My first year of graduate school is over. Summer has arrived. I have four truly treasured moments from the past year. Kimberly telling me that I made her feel alive. My aunt Patty singing the song she wrote about my grandpa. Vince, Lindy, Tracey, and Justin talking over our random meal of chili, fish sticks, and spaghetti. Finally, the night at the ice rink with all the teenagers.
Tonight I ate dinner with Gina and Chris at Ruby Tuesdays and then came back to watch Titanic. I cried…again. It’s good to know the movie still moves me after eight times. I spent a little time with the girls over at Nicole’s place as well. And I told Mary Jo about my weekend at Lees-McRae and how wonderful it was to see Sarah.
I find joy in writing her name.
It is another April 30th. The sixth one I have experienced since I began keeping my Book of Days. Into the Woods, Sonburst at Carowinds, driving with Laura, hiking with Jessi, and too much time with Sarah.
Far less special moments seem to be happening here at Regent University than they did at Lees-McRae. Every day seemed special at Lees-McRae.
Only one thing is lasting: change.
I feel so lazy, so boring, so slow, so stupid. I have no drive, no excitement, no inspiration. I miss the encouragement of friends I knew I would see every day.
I wonder what God is teaching me.
But the days are not stopping. This isn’t slowing down. The sun continues to rise and set. My story is continuing. And it seems as though God is my only audience.
I find comfort in only one thought: he will never leave me.
Here we go God. Please take the lead.
It feels much later into that night than it actually is. Winter has definitely passed. It is curious how the sun rises and sets and many do not seem to notice. In eleven days I revisit Lees-McRae again. It will be a blessing to lay my eyes on that land and its people again. Thank you for this opportunity Lord.
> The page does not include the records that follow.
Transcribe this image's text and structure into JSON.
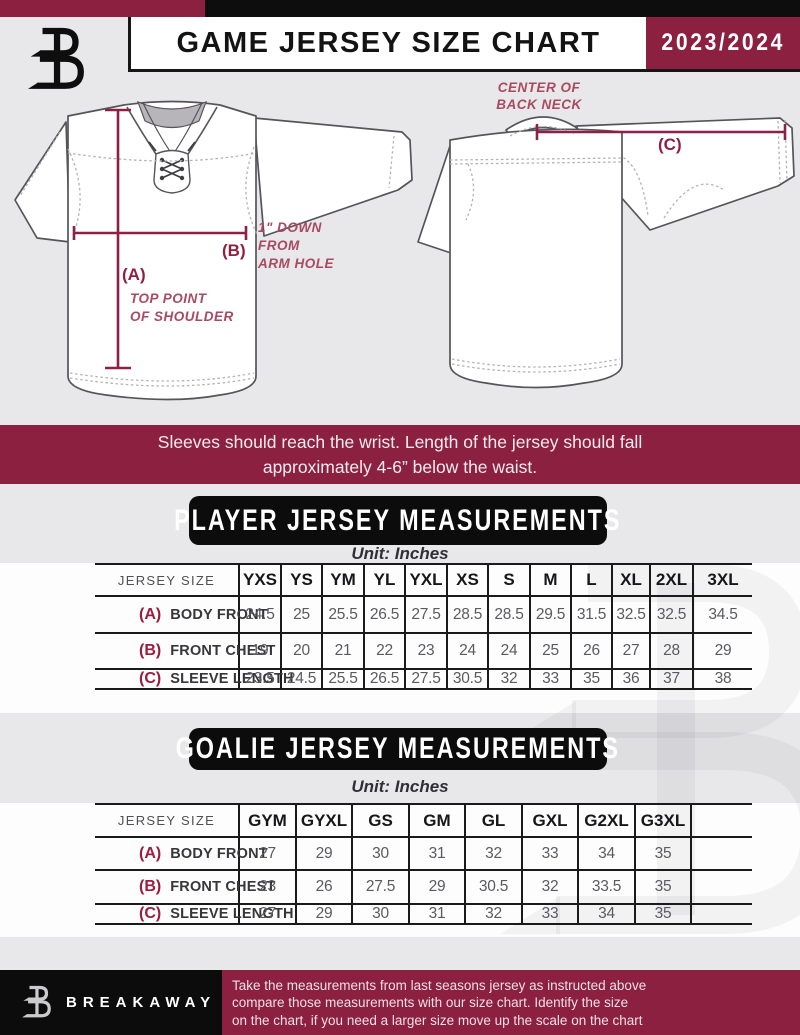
{
  "header": {
    "title": "GAME JERSEY SIZE CHART",
    "season": "2023/2024"
  },
  "diagram": {
    "front": {
      "label_a": "(A)",
      "note_a_line1": "TOP POINT",
      "note_a_line2": "OF SHOULDER",
      "label_b": "(B)",
      "note_b_line1": "1\" DOWN",
      "note_b_line2": "FROM",
      "note_b_line3": "ARM HOLE"
    },
    "back": {
      "label_c": "(C)",
      "note_c_line1": "CENTER OF",
      "note_c_line2": "BACK NECK"
    },
    "fit_note_line1": "Sleeves should reach the wrist. Length of the jersey should fall",
    "fit_note_line2": "approximately 4-6” below the waist."
  },
  "player_section": {
    "title": "PLAYER JERSEY MEASUREMENTS",
    "unit": "Unit: Inches",
    "table": {
      "size_header": "JERSEY SIZE",
      "sizes": [
        "YXS",
        "YS",
        "YM",
        "YL",
        "YXL",
        "XS",
        "S",
        "M",
        "L",
        "XL",
        "2XL",
        "3XL"
      ],
      "rows": [
        {
          "key": "(A)",
          "label": "BODY FRONT",
          "values": [
            "24.5",
            "25",
            "25.5",
            "26.5",
            "27.5",
            "28.5",
            "28.5",
            "29.5",
            "31.5",
            "32.5",
            "32.5",
            "34.5"
          ]
        },
        {
          "key": "(B)",
          "label": "FRONT CHEST",
          "values": [
            "19",
            "20",
            "21",
            "22",
            "23",
            "24",
            "24",
            "25",
            "26",
            "27",
            "28",
            "29"
          ]
        },
        {
          "key": "(C)",
          "label": "SLEEVE LENGTH",
          "values": [
            "23.5",
            "24.5",
            "25.5",
            "26.5",
            "27.5",
            "30.5",
            "32",
            "33",
            "35",
            "36",
            "37",
            "38"
          ]
        }
      ]
    }
  },
  "goalie_section": {
    "title": "GOALIE JERSEY MEASUREMENTS",
    "unit": "Unit: Inches",
    "table": {
      "size_header": "JERSEY SIZE",
      "sizes": [
        "GYM",
        "GYXL",
        "GS",
        "GM",
        "GL",
        "GXL",
        "G2XL",
        "G3XL"
      ],
      "rows": [
        {
          "key": "(A)",
          "label": "BODY FRONT",
          "values": [
            "27",
            "29",
            "30",
            "31",
            "32",
            "33",
            "34",
            "35"
          ]
        },
        {
          "key": "(B)",
          "label": "FRONT CHEST",
          "values": [
            "23",
            "26",
            "27.5",
            "29",
            "30.5",
            "32",
            "33.5",
            "35"
          ]
        },
        {
          "key": "(C)",
          "label": "SLEEVE LENGTH",
          "values": [
            "27",
            "29",
            "30",
            "31",
            "32",
            "33",
            "34",
            "35"
          ]
        }
      ]
    }
  },
  "footer": {
    "brand": "BREAKAWAY",
    "note_line1": "Take the measurements from last seasons jersey as instructed above",
    "note_line2": "compare those measurements  with our size chart. Identify the size",
    "note_line3": "on the chart, if you need a larger size move up the scale on the chart"
  },
  "colors": {
    "maroon": "#8C2041",
    "black": "#0C0C0C",
    "page_gray": "#E8E7E9",
    "annotation_maroon": "#A84A62",
    "table_key_maroon": "#9A1C3E"
  }
}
In one week and one day my first year of graduate school will be no more. Ice-skating was really wonderful last night. We were there for about three hours until I took the time to soak in everything around me. I am surrounded by treasures in these young people. Each are so beautiful. And it seems now as if a part of me is forever trapped in that ice rink. God, for some reason, seems to be keeping me young. Everyone tells me I look like a high-schooler and I hang around a bunch of high-schoolers. Why is he doing this? I know not. And life should always be as such… not knowing. What a beautiful thing.
My personal internal passion for cinema and theater and art is growing and expanding. It feels as though I will die if I cannot do this. I will starve. It is how I worship, how I love, how I communicate. It says in Ephesians 2:10, “For we are God’s workmanship, created in Christ Jesus to do good works, which God prepared in advance for us to do.”
God will complete the work he has begun in me. He will finish my story. He is the author and perfecto of my faith. Do this sweet thing Jesus. I give you my broken soul. You are my life.
I pray you find pleasure in me.
I love you so.
It’s hard to stop writing. I want nothing but to talk with you forever.
I found out today that the class schedule has changed. They are only offering Advanced Directing in the fall now. I could take it in the Spring of 2000, which now means I will not be able to direct a five-minute film, much less a 25-minute film. But I will still graduate and I’m sure God has a plan.
I began doing some research on the net for internships. I sent an email into Screen Gems Studios in Wilmington, NC. It looks like a nice place. We’ll see.
I ran into Mary Jo yesterday night. She received an email from an old college guy she really liked and he’s now engaged to another girl. Mary Jo was full of tears. I went with her to her apartment, sat close by her, and listened.
She sent me an email today saying thanks for listening. I wrote her back, telling her she was a complete treasure.
Christin needs a prom date, and she asked me. I said I would be glad to take her, but I don’t have any money. So, her parents offered to pay for me, get my tux, pay for dinner and everything. I couldn’t say no. I didn’t go to my own prom, but at age 22, I’m going to one now. It’s about a month away.
There are only two weeks of classes left. This place is quickly passing me by.